Howard County Continues Watershed Protection Program with Pebble Beach Drive Pond Improvements

October 7, 2014
Howard County Government

October 6, 2014

Howard County Continues Watershed Protection Program with Pebble Beach Drive Pond Improvements


ELLICOTT CITY, MD – Howard County Executive Ken Ulman announced today that the County’s Watershed Protection and Restoration Program is continuing with a project to retrofit a detention pond on Turf Valley Road near Pebble Beach Drive in Ellicott City. The existing detention pond will be converted to a detention pond with a shallow wetland bottom, which will capture storm water runoff from portions of the Turf Valley Overlook subdivision. This adjustment will also provide water quality treatment to storm water runoff before it reaches the Little Patuxent River. The project is expected to begin on or about Monday, October 20. 

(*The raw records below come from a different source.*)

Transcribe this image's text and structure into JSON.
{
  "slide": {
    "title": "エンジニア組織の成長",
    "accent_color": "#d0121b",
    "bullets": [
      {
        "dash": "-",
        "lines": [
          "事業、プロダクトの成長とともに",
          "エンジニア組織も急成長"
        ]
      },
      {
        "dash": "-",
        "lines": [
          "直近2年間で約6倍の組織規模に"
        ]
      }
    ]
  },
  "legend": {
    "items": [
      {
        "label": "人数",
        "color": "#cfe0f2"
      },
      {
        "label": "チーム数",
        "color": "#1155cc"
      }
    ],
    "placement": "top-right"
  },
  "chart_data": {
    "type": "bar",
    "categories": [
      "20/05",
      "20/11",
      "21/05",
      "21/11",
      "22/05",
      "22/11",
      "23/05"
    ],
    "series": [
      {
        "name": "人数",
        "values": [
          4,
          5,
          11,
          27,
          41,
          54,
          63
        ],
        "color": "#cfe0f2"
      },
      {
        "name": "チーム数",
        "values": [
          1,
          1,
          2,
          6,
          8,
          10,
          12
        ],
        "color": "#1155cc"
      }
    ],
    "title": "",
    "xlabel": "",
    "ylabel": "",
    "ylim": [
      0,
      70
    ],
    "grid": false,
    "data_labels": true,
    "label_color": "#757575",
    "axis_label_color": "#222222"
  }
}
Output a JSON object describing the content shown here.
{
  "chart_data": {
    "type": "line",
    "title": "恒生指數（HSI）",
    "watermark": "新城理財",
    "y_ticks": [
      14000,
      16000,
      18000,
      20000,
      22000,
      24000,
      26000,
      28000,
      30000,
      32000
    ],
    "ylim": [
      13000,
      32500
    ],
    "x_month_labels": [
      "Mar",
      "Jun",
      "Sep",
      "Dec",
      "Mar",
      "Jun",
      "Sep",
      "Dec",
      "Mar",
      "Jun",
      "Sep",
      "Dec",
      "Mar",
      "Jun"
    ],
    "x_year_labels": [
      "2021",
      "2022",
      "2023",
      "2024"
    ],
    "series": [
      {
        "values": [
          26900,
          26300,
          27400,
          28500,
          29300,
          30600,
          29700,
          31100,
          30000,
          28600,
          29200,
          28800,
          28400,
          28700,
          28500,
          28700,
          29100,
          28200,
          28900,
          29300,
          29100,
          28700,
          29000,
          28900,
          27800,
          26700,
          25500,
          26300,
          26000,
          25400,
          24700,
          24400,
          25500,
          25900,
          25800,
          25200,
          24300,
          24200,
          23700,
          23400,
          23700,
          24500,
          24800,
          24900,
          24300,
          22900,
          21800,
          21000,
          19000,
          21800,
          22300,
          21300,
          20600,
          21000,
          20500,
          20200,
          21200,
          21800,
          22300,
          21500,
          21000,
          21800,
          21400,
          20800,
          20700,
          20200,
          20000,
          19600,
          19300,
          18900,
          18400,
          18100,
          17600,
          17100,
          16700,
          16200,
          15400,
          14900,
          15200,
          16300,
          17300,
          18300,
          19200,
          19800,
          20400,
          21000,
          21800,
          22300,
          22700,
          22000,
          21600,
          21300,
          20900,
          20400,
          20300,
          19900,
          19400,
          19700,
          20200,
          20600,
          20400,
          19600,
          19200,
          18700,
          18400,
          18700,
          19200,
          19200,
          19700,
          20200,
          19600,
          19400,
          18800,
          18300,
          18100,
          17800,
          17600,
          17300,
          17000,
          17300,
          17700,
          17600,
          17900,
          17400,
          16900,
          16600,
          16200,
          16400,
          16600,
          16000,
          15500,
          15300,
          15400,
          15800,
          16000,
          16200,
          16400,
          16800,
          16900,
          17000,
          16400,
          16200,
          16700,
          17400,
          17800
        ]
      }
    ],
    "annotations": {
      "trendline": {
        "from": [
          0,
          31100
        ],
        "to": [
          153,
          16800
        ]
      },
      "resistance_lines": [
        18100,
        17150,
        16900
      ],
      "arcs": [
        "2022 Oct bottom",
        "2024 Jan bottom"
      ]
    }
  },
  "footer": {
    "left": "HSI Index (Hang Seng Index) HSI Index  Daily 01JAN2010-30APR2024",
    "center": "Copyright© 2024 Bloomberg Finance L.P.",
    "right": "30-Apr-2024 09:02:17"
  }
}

“Projects like this continue our effort to protect the Chesapeake Bay, by minimizing the impact stormwater pollution has on this important estuary,” said County Executive Ken Ulman. “With many more projects to come in the near future, we want our residents to see the value of their investments.”


Howard County is a leader in responsible stormwater management. Last year, the Howard County Council approved a Watershed Protection and Restoration Plan that is expected to collect $9.5 million yearly for improvement projects. Previously, County Executive Ulman had committed $22 million over the past two years for such projects.


The money will be used for stream restorations, pond retrofits, bioretention areas, asphalt reduction and other projects, in order to meet a federally required target of making sure that 20 percent of Howard County’s untreated impervious surface is being treated by 2019.  


In addition to the County’s Watershed Protection and Restoration Program, the project is also receiving funding through a Chesapeake Bay Trust Fund grant and bond money from Capital Project D-1160. The Pebble Beach Drive project is expected to cost $274,084.73.


Pollutants and chemicals washed by rainwater from impervious surfaces into streams and rivers is a major source of local stream and Chesapeake Bay degradation.


Weather permitting, the project is expected to be completed by early May 2015.The project is not expected to impact traffic flow or parking; however, the nearby sidewalk will be closed.